ですが話を聞いていた私は、きっと彼の本心は違うだろうなと思っていました。

やがて大学病院での研修を終えて彼は関連病院へと派遣され、私は専門とする小児神経学を極めるため、東京へと旅立ちました。

■再会した後輩カップルたち


数年して、ある学会の懇親会。無理矢理連れ出されたホテルの立食パーティーで、若手の私は居場所もなく、学会の強者先生がロビー活動するなか、何となく疲れて壁際に行こうと移動したところ、そこに彼がいたのです。同じく上司に連れて来られたのでしょう。気まずい若手同士。連れだって懇親会を抜け出して、上の階のバーで飲むことにしました。

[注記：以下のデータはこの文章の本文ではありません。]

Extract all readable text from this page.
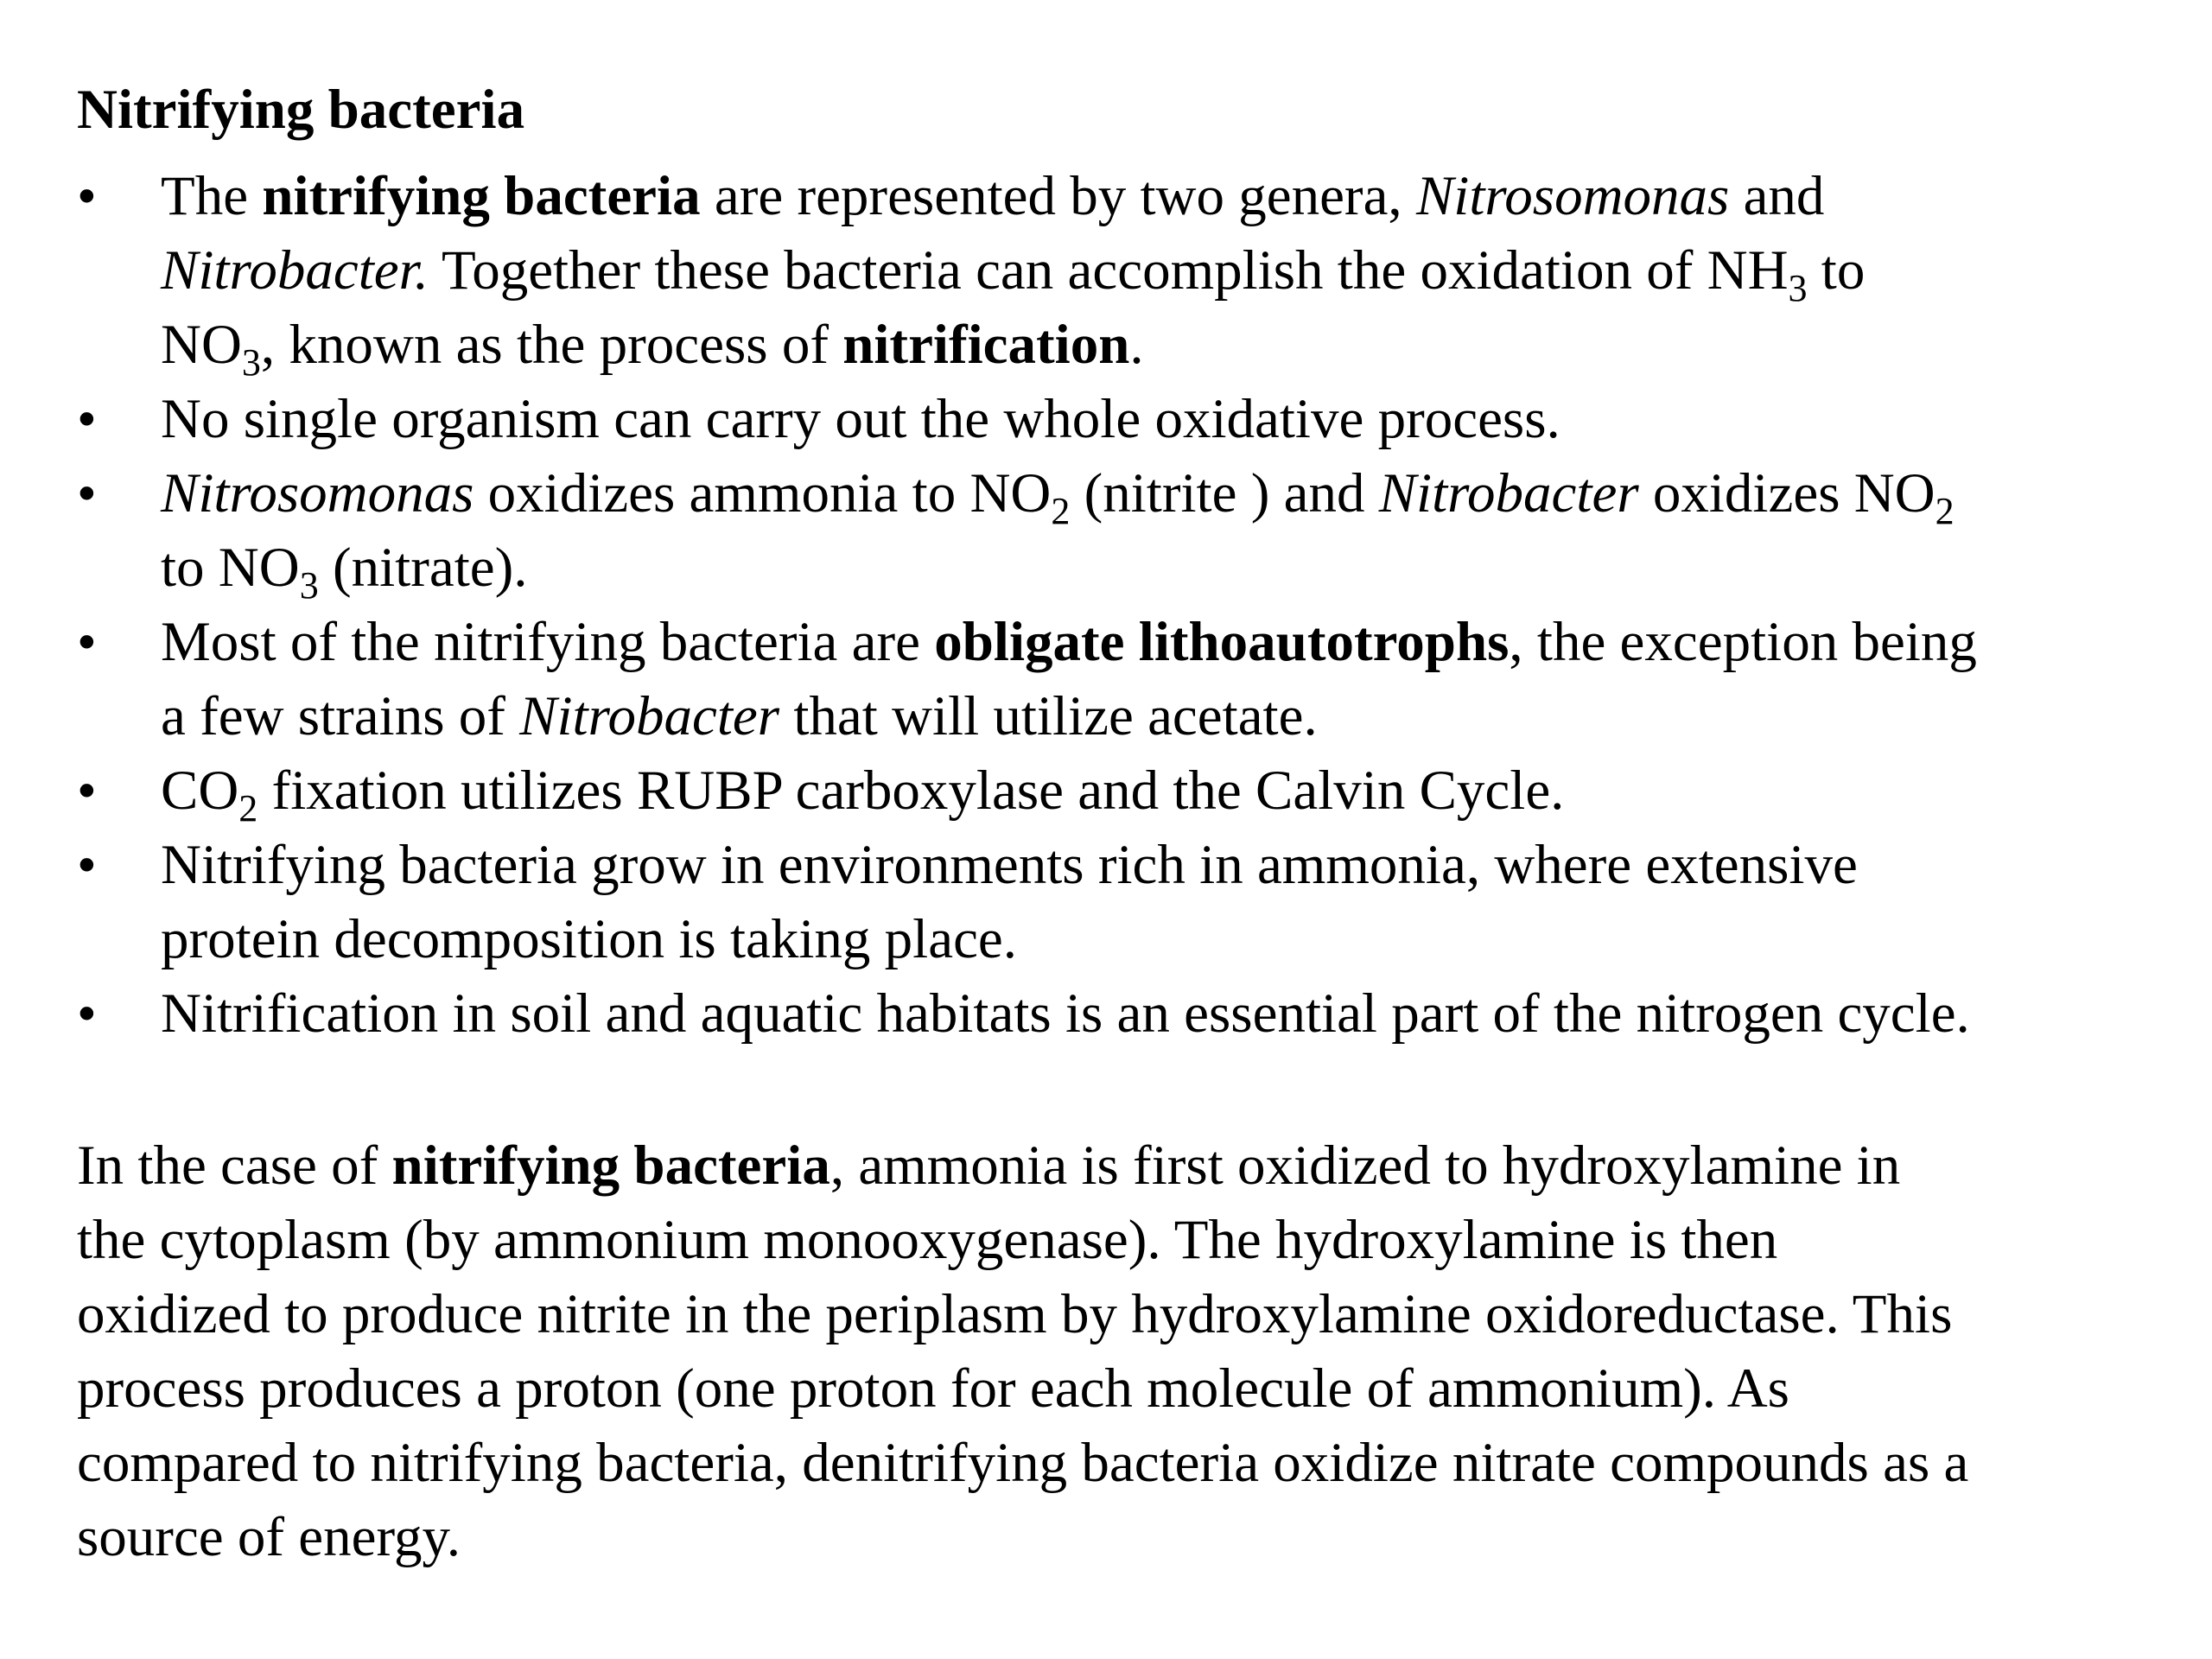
Nitrifying bacteria
• The nitrifying bacteria are represented by two genera, Nitrosomonas and
Nitrobacter. Together these bacteria can accomplish the oxidation of $NH_3$ to
$NO_3$, known as the process of nitrification.
• No single organism can carry out the whole oxidative process.
• Nitrosomonas oxidizes ammonia to $NO_2$ (nitrite ) and Nitrobacter oxidizes $NO_2$
to $NO_3$ (nitrate).
• Most of the nitrifying bacteria are obligate lithoautotrophs, the exception being
a few strains of Nitrobacter that will utilize acetate.
• $CO_2$ fixation utilizes RUBP carboxylase and the Calvin Cycle.
• Nitrifying bacteria grow in environments rich in ammonia, where extensive
protein decomposition is taking place.
• Nitrification in soil and aquatic habitats is an essential part of the nitrogen cycle.

In the case of nitrifying bacteria, ammonia is first oxidized to hydroxylamine in
the cytoplasm (by ammonium monooxygenase). The hydroxylamine is then
oxidized to produce nitrite in the periplasm by hydroxylamine oxidoreductase. This
process produces a proton (one proton for each molecule of ammonium). As
compared to nitrifying bacteria, denitrifying bacteria oxidize nitrate compounds as a
source of energy.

数年ぶりだから話すことは沢山。やがて、彼からあの彼女の話が出てきます。

「本当にあんな彼女いなかったよ。彼女のこと本当に好きだったんですよ‥」

私は彼の話を聞いて、前々から伝えたかった言葉を口にしました。
「恋はほとんど成就しないまま終わるんだよ。好きな人ができた。それだけで一生の宝物なのだ」
「そうですよね。本当に最高の彼女でした‥」
と彼が呟いたところに、なんと彼女が現れたのでした。

「えっ??」
「先生、私たち結婚したんです!だから、彼女じゃなくなって、妻なんですよ」

格好つけて恋愛を後輩に語ってしまったあとに、ネタ晴らし。何と恥ずかしいことでしょうか。
「先生と話しているうちに、やっぱり彼女が大切だからって、彼女の地元に行ったんですよ。結局、お義父さんは亡くなってしまって。でも、結婚式に来てもらえたし。医師免許があれば、どこでも医師は仕事できますから」

今は彼女の地元で2人仲良く働いているそうです。仲のよかった2人が結ばれた。医師の世界は狭い。こうして、医師は出会いと別れを繰り返す。みんなが医師として頑張っている。そんな思いで私は医師人生を歩んでいます。